Hepsiburada’dan Gökhan Besen, Upwork (ElanceoDesk)’ten Eileen Chang ve Foursquare’dan Başak Haznedaroğlu arayüz tasarımlarında ve kullanıcı davranışlarını incelemede sürekli olarak A/B testlerini uyguladıklarını ve bu sayede kullanıcı davranışlarını analiz edebildiklerini kendi tecrübeleriyle açıkladı. Bir butonun konumundan kullanıcı karşılayan ana sayfaya kadar birçok aşamayı bu teste tabii tutarak kullanıcılara yönelik tasarımlar geliştirdiklerini, bunun sonucundaysa arayüz verimliliğinin kayda değer oranda arttığını örneklediler.

Twofour54‘un dijital ayağının yöneticisi Mehmet Doğan, konuşması boyunca minimalist, sade ve kullanıcı doğrudan ürünün içine bırakan arayüzlerin her zaman en etkili yöntem olmadığını örnekledi. Bu tasarım vizyonları kadar önemli olan bir diğer değişken ise ayrışma ve farklılık. Her asansörde yer alan kapı kapama düğmesinden Van Halen’ın konser istekleri arasında kahverengi şekerlemeleri ayrılmış M&M isteğine kadar detaylar birçok noktada olaylar kendine has anlamlar kazanabiliyor.

Fotoğraf düzenleme uygulaması Hipstamatic kullanıcılarına fotoğrafa son halini vermeden önce onlarca farklı filtre ve araç sunuyor. Küçük oyunlarla günlük beyin jimnastiği ihtiyacını karşılayan Lumosity ise üyelik sırasında 4 aşamada tercih ve planlamayla kendimizi ne yönde geliştirmek istediğimizi seçmemizi istiyor.

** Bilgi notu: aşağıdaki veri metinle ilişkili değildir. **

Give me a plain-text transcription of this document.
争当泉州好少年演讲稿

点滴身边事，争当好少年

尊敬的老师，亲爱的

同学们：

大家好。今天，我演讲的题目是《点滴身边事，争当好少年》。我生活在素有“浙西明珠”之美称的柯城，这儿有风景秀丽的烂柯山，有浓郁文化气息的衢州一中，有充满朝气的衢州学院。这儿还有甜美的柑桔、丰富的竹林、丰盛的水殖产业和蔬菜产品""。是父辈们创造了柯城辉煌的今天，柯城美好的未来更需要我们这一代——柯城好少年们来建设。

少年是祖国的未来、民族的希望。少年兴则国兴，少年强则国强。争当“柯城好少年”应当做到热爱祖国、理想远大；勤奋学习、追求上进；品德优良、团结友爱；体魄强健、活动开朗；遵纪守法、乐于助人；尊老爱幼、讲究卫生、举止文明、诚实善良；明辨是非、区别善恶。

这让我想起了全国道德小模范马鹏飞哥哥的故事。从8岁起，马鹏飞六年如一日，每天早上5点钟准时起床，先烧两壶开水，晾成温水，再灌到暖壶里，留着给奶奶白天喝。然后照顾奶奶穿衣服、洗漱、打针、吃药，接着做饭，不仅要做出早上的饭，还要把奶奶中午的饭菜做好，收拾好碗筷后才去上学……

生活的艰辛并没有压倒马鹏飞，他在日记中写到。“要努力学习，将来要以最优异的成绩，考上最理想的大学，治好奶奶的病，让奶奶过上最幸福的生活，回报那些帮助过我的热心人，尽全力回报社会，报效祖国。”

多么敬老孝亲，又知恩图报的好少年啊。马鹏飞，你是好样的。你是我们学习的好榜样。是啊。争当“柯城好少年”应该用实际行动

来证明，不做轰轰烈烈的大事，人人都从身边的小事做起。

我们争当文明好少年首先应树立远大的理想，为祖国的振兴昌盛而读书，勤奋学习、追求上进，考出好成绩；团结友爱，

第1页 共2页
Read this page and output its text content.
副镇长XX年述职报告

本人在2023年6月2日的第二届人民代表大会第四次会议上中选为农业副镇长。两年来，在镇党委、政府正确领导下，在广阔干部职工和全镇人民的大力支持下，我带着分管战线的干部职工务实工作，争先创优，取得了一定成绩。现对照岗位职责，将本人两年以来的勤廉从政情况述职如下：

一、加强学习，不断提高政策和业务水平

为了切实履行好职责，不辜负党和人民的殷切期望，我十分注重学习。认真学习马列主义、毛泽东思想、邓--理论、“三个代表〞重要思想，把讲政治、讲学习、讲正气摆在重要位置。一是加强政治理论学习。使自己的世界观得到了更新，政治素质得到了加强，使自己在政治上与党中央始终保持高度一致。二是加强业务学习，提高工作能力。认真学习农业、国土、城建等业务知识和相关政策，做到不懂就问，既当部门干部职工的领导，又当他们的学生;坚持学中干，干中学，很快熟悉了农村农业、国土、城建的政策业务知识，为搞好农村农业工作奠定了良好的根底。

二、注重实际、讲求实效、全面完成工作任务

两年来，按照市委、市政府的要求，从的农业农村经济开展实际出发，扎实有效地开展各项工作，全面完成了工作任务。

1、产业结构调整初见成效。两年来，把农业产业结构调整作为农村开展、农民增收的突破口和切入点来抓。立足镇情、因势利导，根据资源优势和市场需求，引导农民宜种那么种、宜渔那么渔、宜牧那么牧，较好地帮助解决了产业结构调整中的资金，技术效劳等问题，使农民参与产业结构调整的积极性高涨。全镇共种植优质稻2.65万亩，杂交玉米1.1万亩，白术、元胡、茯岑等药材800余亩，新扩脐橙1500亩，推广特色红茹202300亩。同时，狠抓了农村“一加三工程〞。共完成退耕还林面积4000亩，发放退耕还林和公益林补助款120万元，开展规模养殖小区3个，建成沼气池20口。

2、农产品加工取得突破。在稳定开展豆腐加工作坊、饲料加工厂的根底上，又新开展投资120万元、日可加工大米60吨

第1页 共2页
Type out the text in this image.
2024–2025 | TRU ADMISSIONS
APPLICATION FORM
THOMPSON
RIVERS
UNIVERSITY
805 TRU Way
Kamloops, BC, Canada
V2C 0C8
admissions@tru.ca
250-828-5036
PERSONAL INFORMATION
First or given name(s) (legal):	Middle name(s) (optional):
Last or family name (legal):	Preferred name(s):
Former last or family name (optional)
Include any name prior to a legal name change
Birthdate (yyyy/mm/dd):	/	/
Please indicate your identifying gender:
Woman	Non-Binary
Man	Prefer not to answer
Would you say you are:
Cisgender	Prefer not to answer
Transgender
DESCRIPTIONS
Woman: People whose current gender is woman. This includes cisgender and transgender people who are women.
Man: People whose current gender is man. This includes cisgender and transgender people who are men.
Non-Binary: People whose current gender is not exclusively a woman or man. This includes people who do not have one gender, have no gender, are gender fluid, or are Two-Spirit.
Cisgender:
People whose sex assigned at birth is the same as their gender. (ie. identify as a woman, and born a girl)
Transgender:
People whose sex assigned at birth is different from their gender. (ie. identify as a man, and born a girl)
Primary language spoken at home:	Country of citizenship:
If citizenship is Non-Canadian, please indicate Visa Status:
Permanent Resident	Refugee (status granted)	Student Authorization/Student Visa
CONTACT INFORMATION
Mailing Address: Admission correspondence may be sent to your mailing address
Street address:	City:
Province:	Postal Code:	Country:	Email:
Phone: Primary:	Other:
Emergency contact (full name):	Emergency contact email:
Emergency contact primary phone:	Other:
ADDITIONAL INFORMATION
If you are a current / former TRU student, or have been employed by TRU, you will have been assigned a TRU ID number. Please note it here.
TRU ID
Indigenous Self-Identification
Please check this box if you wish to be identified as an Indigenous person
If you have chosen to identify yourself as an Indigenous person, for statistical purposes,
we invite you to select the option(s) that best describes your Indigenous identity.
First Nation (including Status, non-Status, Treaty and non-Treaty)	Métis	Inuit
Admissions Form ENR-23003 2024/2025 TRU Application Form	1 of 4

Ürün veya hizmetin içine kullanıcıyı birden sokarak ne olduğunu anlamaması yerine seçim ve tercihlerle kullanıcılara süreçle birlikte bir deneyim sunmak da kimi zaman doğru bir alternatiftir. Bunu değerlendirmek ve çeşitliliği göz önüne almak gerekir.


Görsel; Lumosity

Bigumigu eşkurucusu ve genel yayın yönetmeni Yalçın Pembecioğlu, kullanıcı deneyiminin iletişim dünyasında yarattığı fark vizyonuyla ele alarak Tinder’ın benimsediği sağa kaydırma hareketiyle çeşitlenen Cute or Not, LetsLunch uygulamalarını örnekledi. Bu iletişim yelpazesine bir de teknolojiyi ekleyen projeler arasına KFC’nin Double Zinger Deneyi ve S7 Airlines’ın katılımcıları beyin dalgalarıyla seyahat etmeye davet ettiği çalışmasına ekledi. Coca-Cola’nın içilebilir açıkhava reklamıyla kullanıcı deneyiminin her alanda her medyada aktif olarak gözlemlenebilen bir kavram olduğuna işaret etti.

Kullanıcı deneyimi ve arayüz tasarımcı Hasan Yalçın, ana akım tasarım dilleri olan flat, materyal, minimalist ve tepkisel tasarımın geleceği şekillendirdiği ve uyum sağlamanın herkesin faydasına olacağını vurguladı. Grafik, organik ve doğal arayüzlerin bu süreçte yeni anlamlar kazanacağı ve her birinin birbiriyle olan iletişiminin artacağını söyledi.

Sendloop‘un CTO’su Mert Hürtürk, sarkan program ve kahve ihtiyacına karşılık doğaçlama yürüttüğü konuşmasında tasarım içinde yer alan küçük detayların büyük farklar yarattığını ve bu detayların markalar tarafından sahiplenilerek kendilerini anlamlandırdığından bahsetti. Bu mikro etkileşimler kullanıcı deneyimini hissettirmeden değiştiren ve iyileştiren öğeler olduğu için ancak ortadan kalktığında varlığının fark edilebileceğinin üzerinde durdu.